Gauge cutter considerations

In 1975, O’Malley and Heintz described the use of a 20-gauge, 3-port system. This became the gold-standard for the next three decades.

Over the past several years, the development of small incision transconjunctival, sutureless PPV has led to a major shift in how many diseases are treated in the operating room.
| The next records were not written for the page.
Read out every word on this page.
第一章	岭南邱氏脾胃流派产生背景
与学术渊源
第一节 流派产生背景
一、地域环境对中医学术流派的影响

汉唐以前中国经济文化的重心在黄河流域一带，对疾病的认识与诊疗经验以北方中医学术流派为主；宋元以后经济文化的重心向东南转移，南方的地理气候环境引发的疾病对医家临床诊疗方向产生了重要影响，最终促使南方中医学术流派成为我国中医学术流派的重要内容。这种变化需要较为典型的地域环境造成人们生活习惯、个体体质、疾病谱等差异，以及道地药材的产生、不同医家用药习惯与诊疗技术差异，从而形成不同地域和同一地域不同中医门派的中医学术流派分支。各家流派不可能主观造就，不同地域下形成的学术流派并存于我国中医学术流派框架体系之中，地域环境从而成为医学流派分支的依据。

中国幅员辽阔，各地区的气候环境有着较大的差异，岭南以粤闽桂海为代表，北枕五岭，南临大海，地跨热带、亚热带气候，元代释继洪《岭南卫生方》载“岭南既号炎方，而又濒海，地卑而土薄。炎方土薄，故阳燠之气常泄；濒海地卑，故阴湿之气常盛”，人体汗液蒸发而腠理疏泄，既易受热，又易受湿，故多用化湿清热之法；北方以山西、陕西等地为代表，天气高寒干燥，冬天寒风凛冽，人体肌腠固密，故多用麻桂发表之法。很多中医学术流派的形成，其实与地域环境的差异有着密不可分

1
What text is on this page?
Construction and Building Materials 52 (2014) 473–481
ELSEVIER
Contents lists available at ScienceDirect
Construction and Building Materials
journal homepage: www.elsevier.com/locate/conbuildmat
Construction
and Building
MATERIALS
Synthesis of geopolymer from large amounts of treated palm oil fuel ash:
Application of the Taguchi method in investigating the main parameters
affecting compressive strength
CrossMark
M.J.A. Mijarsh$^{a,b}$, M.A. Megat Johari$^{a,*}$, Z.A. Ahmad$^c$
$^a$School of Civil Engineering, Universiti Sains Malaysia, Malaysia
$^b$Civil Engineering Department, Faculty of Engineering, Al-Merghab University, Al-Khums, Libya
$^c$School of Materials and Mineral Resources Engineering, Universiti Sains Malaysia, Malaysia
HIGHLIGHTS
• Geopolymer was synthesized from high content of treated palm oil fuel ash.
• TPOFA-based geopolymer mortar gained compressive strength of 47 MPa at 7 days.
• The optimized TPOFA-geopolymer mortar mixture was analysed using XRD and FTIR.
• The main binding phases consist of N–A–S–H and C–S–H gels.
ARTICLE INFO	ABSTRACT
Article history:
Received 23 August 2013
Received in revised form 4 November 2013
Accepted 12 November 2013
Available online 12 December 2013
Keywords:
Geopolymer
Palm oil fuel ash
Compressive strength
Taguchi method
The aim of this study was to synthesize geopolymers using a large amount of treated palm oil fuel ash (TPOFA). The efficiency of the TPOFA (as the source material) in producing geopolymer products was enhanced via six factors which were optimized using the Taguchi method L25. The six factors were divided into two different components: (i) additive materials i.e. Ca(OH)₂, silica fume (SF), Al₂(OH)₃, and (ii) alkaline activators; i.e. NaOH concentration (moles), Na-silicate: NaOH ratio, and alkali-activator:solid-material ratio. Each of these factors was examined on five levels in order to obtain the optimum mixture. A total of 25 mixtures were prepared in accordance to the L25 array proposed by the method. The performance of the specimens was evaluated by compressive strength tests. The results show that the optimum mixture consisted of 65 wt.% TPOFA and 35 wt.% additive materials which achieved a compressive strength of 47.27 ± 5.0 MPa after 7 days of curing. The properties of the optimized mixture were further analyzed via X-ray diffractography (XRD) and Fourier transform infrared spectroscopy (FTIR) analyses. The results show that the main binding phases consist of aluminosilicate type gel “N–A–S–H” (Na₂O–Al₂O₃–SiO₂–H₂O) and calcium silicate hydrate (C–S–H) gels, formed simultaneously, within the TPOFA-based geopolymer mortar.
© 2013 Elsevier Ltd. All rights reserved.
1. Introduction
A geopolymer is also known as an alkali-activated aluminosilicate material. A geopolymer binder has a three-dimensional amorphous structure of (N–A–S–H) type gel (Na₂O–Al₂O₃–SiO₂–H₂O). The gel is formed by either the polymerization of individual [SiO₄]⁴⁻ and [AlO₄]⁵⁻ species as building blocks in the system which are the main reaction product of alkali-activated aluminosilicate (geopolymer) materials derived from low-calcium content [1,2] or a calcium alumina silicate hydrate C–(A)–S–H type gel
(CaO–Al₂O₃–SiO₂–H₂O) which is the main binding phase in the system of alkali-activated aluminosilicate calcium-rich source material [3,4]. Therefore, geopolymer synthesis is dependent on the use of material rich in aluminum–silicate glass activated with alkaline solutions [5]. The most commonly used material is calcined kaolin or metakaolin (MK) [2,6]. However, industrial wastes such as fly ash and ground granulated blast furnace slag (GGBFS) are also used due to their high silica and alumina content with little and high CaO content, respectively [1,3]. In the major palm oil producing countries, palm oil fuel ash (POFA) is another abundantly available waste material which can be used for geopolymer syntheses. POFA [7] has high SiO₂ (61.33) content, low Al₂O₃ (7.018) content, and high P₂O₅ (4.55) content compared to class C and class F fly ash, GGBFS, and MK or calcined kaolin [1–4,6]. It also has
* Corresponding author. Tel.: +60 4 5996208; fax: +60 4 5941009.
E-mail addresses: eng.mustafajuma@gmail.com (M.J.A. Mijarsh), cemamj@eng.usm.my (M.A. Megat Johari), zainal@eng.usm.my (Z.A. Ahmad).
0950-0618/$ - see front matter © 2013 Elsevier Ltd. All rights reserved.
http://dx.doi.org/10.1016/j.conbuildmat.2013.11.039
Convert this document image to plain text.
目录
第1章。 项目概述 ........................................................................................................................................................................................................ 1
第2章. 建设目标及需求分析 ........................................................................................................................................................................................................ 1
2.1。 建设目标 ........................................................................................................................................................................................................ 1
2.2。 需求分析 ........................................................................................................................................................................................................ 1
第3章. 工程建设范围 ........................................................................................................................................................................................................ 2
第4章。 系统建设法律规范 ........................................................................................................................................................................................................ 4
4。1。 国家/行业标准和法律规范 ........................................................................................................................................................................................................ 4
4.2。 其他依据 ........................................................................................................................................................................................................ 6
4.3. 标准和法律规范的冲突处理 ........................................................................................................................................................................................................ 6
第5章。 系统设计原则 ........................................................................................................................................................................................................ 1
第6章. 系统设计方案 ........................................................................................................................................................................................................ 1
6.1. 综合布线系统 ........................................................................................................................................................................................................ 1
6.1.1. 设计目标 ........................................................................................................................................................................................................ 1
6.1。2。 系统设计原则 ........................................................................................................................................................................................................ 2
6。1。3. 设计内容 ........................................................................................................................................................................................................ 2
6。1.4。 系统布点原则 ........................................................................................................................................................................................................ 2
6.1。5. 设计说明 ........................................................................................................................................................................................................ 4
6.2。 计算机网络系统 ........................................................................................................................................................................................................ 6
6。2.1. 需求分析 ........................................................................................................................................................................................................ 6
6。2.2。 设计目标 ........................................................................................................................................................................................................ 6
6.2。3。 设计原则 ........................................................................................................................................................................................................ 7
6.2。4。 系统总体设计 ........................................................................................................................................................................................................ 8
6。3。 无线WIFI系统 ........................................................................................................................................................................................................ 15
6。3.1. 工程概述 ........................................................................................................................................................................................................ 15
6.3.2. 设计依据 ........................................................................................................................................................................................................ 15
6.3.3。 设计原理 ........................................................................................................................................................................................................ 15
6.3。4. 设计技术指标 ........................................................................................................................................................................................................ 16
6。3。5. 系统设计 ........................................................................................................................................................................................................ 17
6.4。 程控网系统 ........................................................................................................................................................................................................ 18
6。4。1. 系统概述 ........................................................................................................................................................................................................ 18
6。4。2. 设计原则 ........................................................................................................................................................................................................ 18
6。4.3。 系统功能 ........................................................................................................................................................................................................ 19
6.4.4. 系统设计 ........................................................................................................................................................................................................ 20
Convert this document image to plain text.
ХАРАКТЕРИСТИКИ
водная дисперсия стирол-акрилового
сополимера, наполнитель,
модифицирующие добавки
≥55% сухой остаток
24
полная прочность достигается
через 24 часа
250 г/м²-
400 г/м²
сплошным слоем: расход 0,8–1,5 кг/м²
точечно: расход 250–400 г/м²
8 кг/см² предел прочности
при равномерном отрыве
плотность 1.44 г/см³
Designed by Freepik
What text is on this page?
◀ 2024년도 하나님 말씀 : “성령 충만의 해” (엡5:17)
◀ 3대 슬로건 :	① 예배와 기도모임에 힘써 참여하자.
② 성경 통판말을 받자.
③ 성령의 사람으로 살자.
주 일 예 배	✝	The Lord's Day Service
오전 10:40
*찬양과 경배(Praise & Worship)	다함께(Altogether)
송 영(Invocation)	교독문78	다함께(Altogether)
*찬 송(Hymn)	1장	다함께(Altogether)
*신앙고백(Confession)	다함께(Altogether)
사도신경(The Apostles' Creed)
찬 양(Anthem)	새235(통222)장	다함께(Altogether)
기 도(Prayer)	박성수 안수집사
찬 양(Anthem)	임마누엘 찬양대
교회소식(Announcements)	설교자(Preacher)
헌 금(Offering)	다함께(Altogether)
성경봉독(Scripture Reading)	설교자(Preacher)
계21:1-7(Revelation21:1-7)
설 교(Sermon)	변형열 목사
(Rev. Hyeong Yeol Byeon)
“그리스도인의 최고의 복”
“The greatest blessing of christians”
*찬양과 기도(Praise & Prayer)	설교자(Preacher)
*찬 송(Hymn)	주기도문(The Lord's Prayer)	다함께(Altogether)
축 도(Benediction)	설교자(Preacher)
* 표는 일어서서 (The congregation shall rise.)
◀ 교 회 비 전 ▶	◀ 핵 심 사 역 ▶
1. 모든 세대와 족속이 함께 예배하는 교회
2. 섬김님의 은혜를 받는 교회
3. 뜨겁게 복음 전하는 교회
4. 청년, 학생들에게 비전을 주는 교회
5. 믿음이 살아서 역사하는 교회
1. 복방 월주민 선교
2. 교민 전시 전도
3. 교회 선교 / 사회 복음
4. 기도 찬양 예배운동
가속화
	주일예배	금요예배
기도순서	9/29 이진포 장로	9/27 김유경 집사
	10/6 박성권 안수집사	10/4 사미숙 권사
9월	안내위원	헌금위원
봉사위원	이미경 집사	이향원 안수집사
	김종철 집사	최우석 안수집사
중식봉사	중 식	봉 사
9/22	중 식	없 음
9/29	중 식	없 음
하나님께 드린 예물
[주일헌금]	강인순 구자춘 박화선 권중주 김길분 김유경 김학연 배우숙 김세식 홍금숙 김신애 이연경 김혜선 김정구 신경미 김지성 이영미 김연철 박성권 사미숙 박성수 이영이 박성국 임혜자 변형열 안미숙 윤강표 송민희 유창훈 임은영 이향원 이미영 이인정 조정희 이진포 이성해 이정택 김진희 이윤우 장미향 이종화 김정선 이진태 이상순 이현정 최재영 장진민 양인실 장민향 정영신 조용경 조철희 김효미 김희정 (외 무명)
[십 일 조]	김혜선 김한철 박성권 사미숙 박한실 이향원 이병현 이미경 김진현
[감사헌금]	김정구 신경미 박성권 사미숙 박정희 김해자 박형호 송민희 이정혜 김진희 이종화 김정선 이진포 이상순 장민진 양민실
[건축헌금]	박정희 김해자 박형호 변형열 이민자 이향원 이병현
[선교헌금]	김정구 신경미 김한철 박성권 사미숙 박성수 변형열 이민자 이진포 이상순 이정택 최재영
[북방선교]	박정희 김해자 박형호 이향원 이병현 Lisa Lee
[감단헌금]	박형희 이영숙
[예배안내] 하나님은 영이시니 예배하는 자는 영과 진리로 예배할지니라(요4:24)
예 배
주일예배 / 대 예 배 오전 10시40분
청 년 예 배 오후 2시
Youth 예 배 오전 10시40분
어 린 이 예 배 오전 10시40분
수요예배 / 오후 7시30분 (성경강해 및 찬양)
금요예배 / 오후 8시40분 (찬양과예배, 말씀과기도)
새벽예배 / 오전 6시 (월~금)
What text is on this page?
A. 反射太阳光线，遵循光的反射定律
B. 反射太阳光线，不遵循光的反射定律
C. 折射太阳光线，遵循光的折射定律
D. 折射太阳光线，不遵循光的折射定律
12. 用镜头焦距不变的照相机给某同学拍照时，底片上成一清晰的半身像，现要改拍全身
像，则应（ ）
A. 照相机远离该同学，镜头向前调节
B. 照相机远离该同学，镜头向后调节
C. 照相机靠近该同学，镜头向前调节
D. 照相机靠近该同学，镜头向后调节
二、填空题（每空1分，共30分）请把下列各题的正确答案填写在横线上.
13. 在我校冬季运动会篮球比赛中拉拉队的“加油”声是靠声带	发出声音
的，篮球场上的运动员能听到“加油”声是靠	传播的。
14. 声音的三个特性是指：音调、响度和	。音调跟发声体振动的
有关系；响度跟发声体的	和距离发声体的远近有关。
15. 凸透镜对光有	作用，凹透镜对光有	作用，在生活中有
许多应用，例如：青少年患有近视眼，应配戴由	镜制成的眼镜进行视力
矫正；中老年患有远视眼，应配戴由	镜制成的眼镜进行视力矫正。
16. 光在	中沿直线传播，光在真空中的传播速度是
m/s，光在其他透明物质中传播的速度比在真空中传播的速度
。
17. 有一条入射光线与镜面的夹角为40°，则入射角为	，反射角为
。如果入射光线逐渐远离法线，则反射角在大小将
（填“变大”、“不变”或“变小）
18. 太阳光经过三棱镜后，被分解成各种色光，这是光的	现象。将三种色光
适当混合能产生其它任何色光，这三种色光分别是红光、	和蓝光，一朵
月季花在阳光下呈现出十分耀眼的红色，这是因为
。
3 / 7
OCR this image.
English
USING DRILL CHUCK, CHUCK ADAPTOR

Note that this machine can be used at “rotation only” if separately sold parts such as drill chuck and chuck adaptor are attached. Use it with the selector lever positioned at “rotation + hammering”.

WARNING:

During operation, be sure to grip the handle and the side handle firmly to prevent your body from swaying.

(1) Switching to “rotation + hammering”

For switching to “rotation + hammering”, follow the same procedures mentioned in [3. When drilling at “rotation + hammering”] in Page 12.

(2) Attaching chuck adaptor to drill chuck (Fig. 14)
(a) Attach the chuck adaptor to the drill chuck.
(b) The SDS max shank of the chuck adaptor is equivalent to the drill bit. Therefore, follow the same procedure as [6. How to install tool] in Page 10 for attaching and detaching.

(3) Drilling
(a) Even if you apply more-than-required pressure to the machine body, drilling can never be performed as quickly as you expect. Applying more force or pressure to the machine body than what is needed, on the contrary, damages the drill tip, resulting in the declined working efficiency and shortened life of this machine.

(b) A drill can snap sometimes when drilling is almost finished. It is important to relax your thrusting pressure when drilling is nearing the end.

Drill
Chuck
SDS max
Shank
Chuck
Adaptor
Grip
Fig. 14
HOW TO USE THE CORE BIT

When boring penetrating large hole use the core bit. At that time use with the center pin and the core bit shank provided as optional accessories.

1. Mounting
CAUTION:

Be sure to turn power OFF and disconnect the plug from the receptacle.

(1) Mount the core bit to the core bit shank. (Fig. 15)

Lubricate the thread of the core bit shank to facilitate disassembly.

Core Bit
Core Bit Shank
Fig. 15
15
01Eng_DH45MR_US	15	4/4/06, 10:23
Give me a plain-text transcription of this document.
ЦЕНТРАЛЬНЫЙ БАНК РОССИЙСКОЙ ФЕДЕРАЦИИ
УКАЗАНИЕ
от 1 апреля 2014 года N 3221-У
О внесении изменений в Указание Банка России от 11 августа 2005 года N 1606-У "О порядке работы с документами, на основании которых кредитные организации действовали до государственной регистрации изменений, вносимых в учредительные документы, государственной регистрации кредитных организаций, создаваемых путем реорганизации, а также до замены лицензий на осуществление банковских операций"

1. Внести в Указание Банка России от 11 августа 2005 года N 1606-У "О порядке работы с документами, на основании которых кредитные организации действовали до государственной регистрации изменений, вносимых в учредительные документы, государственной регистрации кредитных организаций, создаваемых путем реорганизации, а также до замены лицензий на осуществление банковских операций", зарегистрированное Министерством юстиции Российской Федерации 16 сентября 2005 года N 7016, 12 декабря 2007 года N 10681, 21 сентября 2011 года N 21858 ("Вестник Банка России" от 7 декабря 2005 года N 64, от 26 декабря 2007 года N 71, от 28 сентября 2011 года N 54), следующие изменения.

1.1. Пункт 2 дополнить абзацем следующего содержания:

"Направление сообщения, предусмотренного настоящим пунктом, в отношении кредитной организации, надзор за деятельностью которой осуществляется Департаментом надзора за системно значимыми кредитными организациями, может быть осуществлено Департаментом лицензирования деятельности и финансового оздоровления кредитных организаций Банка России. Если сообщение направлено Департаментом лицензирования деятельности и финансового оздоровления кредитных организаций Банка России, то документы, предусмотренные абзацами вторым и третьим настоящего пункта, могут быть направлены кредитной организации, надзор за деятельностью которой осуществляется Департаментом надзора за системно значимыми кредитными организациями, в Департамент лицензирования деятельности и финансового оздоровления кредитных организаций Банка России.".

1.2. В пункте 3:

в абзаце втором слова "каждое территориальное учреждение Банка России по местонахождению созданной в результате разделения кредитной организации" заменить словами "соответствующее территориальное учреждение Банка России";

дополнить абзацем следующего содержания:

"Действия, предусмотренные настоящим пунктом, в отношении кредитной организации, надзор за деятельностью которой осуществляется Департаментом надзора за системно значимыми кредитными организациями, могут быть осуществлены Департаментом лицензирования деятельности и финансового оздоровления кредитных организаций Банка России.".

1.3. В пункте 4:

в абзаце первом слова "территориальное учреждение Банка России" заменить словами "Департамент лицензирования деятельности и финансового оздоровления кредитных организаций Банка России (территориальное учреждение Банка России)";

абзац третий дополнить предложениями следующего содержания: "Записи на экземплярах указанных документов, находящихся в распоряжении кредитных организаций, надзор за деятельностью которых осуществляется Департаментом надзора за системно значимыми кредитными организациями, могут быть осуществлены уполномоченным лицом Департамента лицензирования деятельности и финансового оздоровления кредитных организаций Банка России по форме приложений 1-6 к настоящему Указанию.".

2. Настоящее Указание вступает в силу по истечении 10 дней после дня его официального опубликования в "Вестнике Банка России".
In 2002 Fujii et al introduced the modern 25-gauge PPV system, while Eckhart endorsed 23-gauge PPV in 2003.

Today, ophthalmic device makers market 20-gauge systems, which require sutures, and 23- and 25-gauge systems, which do not.

Comparison of benefits of 20, 23 and 25 gauge vitrectomies:

Comparison of benefits of 20, 23 and 25 gauge vitrectomies

Comparison of benefits of sutured and sutureless vitrectomies:

Comparison of benefits of sutured and sutureless vitrectomies

Vitreous substitutes

Advances in vitreoretinal surgery have included the development of suitable vitreous substitutes. Air, balanced salt solutions, perfluorocarbons, expansile gases, and silicone oil serve integral roles in modern vitreoretinal surgery. Vitreous substitutes vary widely in their properties; serve different clinical functions, and present different shortcomings. Permanent vitreous replacement has been attempted with collagen, hyaluronic acid, hydroxypropylmethylcellulose, and natural hydrogel polymers, unfortunately none have proven to be clinically viable. So far a long-term vitreous substitute hasn’t been found, but recent research suggests promise in the area of synthetic polymers.